JADE MONO-1 and JADE MONO-2 were designed to evaluate the efficacy and safety of two doses (100mg and 200mg once daily) of abrocitinib monotherapy compared to placebo. Data from JADE MONO 1 were reported in October of 2019 and data from JADE MONO 2 were reported in June of 2020.
JADE COMPARE was designed to evaluate the efficacy and safety of two doses (100mg and 200mg once daily) of abrocitinib compared to placebo in patients on background topical therapy. The study also included an active control arm, dupilumab, a biologic treatment administered by subcutaneous injection, compared with placebo. Data from JADE COMPARE were reported in March of 2020.

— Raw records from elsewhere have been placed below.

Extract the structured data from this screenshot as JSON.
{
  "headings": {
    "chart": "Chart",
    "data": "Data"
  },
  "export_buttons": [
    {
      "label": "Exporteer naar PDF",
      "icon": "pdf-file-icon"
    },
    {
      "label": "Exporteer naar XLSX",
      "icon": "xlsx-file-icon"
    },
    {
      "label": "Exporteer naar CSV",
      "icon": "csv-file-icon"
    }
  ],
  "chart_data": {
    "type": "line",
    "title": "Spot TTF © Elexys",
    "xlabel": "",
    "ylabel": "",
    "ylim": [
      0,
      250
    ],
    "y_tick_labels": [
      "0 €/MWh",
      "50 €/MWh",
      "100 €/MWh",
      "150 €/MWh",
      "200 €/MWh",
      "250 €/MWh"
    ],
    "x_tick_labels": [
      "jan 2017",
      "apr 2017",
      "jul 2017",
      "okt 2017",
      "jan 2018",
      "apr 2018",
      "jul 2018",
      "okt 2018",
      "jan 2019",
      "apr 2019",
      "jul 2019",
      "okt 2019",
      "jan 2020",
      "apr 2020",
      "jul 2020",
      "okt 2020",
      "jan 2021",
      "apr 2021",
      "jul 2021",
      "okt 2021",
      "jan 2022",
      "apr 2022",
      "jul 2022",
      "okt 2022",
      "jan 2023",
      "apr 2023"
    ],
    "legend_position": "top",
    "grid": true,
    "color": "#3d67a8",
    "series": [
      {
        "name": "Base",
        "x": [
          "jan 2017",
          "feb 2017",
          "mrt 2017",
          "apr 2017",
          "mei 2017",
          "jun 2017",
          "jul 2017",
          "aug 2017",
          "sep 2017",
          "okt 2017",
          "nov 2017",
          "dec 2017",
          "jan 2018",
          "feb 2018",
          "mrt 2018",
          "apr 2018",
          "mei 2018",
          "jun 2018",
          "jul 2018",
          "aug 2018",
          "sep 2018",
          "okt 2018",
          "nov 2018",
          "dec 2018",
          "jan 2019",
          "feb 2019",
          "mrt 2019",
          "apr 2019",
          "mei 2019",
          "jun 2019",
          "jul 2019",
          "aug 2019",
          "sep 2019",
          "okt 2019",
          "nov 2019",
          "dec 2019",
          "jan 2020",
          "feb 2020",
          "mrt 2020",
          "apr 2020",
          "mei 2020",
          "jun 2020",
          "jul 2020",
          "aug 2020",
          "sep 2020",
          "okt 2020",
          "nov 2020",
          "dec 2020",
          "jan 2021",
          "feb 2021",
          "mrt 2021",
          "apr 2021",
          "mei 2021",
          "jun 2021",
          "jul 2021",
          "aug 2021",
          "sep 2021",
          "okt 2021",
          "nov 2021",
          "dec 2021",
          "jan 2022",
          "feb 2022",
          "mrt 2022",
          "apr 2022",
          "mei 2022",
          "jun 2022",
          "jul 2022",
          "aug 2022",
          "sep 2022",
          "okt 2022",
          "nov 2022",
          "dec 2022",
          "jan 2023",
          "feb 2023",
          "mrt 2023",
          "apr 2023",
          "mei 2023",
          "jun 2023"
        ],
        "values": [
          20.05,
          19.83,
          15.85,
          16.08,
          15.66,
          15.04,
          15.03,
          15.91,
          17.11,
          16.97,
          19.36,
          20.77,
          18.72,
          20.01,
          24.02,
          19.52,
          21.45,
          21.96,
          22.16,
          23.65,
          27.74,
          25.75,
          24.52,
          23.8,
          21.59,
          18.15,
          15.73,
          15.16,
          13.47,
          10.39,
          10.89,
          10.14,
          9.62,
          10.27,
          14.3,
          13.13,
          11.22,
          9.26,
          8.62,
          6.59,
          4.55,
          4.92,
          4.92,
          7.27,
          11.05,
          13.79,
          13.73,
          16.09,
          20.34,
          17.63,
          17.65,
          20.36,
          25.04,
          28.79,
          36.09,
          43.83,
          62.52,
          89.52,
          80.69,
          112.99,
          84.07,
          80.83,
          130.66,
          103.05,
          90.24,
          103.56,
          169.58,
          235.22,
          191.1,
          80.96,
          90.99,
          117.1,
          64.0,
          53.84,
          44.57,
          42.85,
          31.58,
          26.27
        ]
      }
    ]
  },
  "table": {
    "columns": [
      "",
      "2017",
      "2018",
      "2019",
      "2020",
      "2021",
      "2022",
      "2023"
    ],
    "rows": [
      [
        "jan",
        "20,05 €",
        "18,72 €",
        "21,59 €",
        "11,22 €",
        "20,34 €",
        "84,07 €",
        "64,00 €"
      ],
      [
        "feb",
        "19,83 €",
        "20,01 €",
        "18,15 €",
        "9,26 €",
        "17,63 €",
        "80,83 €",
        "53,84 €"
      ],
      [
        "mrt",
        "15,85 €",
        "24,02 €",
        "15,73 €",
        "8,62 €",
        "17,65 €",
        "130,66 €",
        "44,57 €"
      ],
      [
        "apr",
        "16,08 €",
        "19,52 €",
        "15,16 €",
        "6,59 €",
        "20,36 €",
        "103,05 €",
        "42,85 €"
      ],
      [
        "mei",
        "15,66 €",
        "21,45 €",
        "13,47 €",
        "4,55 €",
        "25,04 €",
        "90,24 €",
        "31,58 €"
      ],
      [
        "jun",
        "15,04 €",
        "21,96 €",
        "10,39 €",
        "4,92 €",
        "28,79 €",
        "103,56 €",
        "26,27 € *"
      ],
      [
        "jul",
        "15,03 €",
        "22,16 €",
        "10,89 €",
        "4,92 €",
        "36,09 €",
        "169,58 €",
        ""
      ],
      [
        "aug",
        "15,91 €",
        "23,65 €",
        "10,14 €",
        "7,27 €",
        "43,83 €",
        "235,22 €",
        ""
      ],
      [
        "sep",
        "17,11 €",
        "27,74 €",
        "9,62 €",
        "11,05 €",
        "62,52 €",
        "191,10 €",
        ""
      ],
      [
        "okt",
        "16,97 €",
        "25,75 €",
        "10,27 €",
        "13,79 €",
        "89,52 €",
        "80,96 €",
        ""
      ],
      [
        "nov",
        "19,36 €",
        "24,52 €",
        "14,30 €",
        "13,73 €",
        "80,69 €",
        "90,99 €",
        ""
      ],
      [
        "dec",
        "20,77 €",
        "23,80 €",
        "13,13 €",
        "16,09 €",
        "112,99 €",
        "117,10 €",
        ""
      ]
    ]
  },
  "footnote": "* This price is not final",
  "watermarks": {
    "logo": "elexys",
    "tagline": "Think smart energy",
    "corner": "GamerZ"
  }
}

Priority Review designation is granted to medicines that the FDA considers to have the potential to provide significant improvements in the safety and effectiveness of the treatment, prevention or diagnosis of a serious condition. Abrocitinib received Breakthrough Therapy designation from the FDA for the treatment of patients with moderate to severe AD in February 2018. Abrocitinib also received a Promising Innovative Medicine (PIM) designation from the UK’s Medicines and Healthcare Products Regulatory Agency (MHRA) earlier this year, which indicates that a product may be eligible for the early access to medicines scheme (EAMS) based on early clinical data. EAMS aims to give patients with life threatening or seriously debilitating conditions access to medicines that do not yet have a marketing authorization when there is a clear unmet medical need.
Abrocitinib is an oral small molecule that selectively inhibits Janus kinase (JAK). Inhibition of JAK1 is thought to modulate multiple cytokines involved in pathophysiology of atopic dermatitis, including interleukin (IL)-4, IL-13, IL-31, IL-22, and thymic stromal lymphopoietin (TSLP).
About Atopic Dermatitis
AD is a chronic skin disease characterized by inflammation of the skin and skin barrier defects. Lesions of AD are characterized by erythema (skin turning red or purple depending on normal skin color), itching, induration (hardening)/papulation (formulation of papules), and oozing/crusting. AD is one of the most common, chronic, relapsing childhood dermatoses, affecting up to 10% of adults and up to 20% of children worldwide.